Me
llamo Julia y soy la responsable de Recursos Humanos de un bufete de Abogados. Acabo
de entrevistar al último candidato para el puesto de administrativo. Al verlo, mis
sentidos volvieron a la tierna infancia aunque él no me ha reconocido. Esos
ojos, esa sonrisa, su forma de quitarse el mechón de la frente no han cambiado.

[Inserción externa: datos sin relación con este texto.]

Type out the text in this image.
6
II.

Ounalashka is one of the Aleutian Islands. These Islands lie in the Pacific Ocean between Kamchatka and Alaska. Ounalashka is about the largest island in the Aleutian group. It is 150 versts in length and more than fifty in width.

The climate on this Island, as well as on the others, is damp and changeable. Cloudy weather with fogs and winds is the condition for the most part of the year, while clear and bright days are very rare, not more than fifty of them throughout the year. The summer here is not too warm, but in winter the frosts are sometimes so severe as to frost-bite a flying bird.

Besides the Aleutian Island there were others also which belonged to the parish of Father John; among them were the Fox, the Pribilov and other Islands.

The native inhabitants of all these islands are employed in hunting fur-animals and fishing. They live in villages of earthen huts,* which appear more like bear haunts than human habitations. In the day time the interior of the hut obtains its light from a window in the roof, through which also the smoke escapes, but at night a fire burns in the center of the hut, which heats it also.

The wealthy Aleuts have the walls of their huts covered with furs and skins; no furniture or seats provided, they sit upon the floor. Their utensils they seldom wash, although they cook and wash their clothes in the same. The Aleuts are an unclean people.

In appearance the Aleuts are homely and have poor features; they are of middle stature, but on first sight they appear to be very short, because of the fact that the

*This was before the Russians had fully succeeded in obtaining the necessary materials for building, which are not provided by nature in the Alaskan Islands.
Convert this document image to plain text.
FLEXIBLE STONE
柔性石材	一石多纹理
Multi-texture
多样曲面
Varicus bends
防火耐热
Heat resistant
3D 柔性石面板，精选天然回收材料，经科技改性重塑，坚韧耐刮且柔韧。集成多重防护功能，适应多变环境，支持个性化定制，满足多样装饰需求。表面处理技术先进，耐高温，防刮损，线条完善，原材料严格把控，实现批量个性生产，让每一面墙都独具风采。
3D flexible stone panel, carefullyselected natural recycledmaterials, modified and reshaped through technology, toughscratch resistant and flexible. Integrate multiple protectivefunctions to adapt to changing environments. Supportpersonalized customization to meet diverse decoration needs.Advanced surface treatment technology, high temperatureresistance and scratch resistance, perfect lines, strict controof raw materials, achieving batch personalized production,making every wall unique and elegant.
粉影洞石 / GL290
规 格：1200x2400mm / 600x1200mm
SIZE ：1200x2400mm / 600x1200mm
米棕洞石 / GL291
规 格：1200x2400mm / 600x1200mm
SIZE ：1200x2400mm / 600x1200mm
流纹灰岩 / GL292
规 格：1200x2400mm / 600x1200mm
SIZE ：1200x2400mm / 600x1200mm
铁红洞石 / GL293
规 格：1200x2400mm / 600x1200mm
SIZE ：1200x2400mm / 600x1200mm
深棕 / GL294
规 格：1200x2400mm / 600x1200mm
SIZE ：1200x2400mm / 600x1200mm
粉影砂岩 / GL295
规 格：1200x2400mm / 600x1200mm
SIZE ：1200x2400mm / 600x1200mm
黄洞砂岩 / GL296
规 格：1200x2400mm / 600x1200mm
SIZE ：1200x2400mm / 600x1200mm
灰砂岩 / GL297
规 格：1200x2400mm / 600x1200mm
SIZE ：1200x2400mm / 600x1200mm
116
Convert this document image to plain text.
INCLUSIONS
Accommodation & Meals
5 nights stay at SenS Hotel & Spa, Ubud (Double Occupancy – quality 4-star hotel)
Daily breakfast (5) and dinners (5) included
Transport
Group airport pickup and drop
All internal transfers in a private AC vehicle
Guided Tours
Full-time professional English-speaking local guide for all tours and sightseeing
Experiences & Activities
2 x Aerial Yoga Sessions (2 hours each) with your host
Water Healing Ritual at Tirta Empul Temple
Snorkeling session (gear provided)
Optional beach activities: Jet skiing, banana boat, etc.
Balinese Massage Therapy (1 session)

Su nombre y apellidos en el currículo han sido la confirmación. Fuimos casi
inseparables hasta los siete años, a pesar de que siempre me hacía rabiar
tirándome de las trenzas. Nacimos el mismo día pero de distinta madre y nos
llamaban los gemelos.
Yo
era la hija de una familia acomodada del barrio de Salamanca y Julián el hijo de Carmela, una asistenta, madre
soltera, trabajadora de la casa. Me duele llamarla y pensarla como una criada porque su cara, su olor, la ternura de sus
manos y sus pechos fueron los de una madre y mi primer paisaje del mundo. Nos amamantó
a su hijo y a mí según un acuerdo económico con mis padres y el costumbrismo de su clase. Y compartimos la
lactancia hasta los dos años y medio, sin ser conscientes de que seríamos para
siempre hermanos de leche.
Pasados
unos años, Carmela se casó con el padre de Julián y abandonaron nuestra casa. Su
madre tiraba de mi lloroso gemelo mientras miraba la ventana desde donde yo le decía
adiós y sufría el dolor de mi primera pérdida. Se iba para siempre el mejor
amigo y compañero de juegos. Me quedé sin la mitad de aquella niñez llena de
complicidad.
Mientras
repasaba su excelente cualificación y mentalmente
nuestro pasado en común, me he decidido. Siento nuestro vínculo más fuerte que
el de la sangre. Le he comunicado el sueldo, las condiciones
y que si estaba conforme se incorporaría al día siguiente. Ha asentido con la
alegría contenida en sus gestos.
Después
de levantarnos de las sillas me he acercado con la mano extendida para
estrechársela. Julián, sin dudarlo un momento, me ha regalado un cálido y
reconocible abrazo mientras me susurraba al oído: Gracias, hermana.